4. Interventional and Regenerative Options

For joints refractory to standard care, consider these options.

• Radiosynoviorthesis (Synovetin OA): Injection of radioactive tin-117m into the joint to induce apoptosis of inflammatory cells. Effects can last up to one year. Requires special licensing.
• Platelet-Rich Plasma (PRP): Injection of autologous concentrated platelets to release growth factors and promote tissue regeneration. Effects generally last 6-12 months. Can be used in both dogs and cats.

5. Botanicals and Nutraceuticals: Evidence and Caveats

Caregivers often seek these options. While some have evidence of benefit, they are not without risk.

• Botanicals with Evidence:
  • Boswellia: Inhibits 5-LOX, providing anti-inflammatory effects.
  • Turmeric: Anti-inflammatory, but bioavailability is poor; use enhanced formulations.
  • Devil’s Claw: COX-2 inhibition. Contraindicated in patients with gastric ulcers.
  • White Willow Bark: Contains salicin (aspirin precursor). Side effect profile may mimic NSAIDs. Avoid with anticoagulants and other NSAIDs.
• Nutraceuticals with Evidence:
  • Undenatured Type II Collagen: Reduces inflammation. May be less effective if given with glucosamine/chondroitin.
  • Green-Lipped Mussel: Source of glucosamine, chondroitin, and omega-3s.
  • Omega-3 Fatty Acids (EPA/DHA): Proven to improve joint health. Dogs require ~1:1 ratio; cats require more DHA (~1.5:1). Dogs cannot convert flaxseed to omega-3s.

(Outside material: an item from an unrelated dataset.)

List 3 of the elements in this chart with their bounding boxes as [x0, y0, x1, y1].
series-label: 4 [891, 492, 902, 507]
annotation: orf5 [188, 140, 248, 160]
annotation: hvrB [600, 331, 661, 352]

Clinical Pearls and Pitfalls

• Pearls:
  • “Start low and go slow” with pharmaceuticals due to decreased hepatic/renal clearance.
  • Assume most geriatric patients have OA until proven otherwise.
  • Multimodal treatment reduces the risk of single-drug burden.
  • Social isolation from pain can accelerate decline; address mobility to keep pets engaged with the family.
• Pitfalls:
  • Beware drug interactions in a polypharmacy plan.
  • Do not ignore caregiver emotional fatigue; assess their ability to implement the plan.
  • Avoid overzealous, unproven treatments.

Key Insights from: Petty MC. Chronic Pain: Effective Relief Strategies for Geriatric Pets. The Veterinary Clinics of North America. Small Animal Practice. 2025 Nov 5:S0195-5616.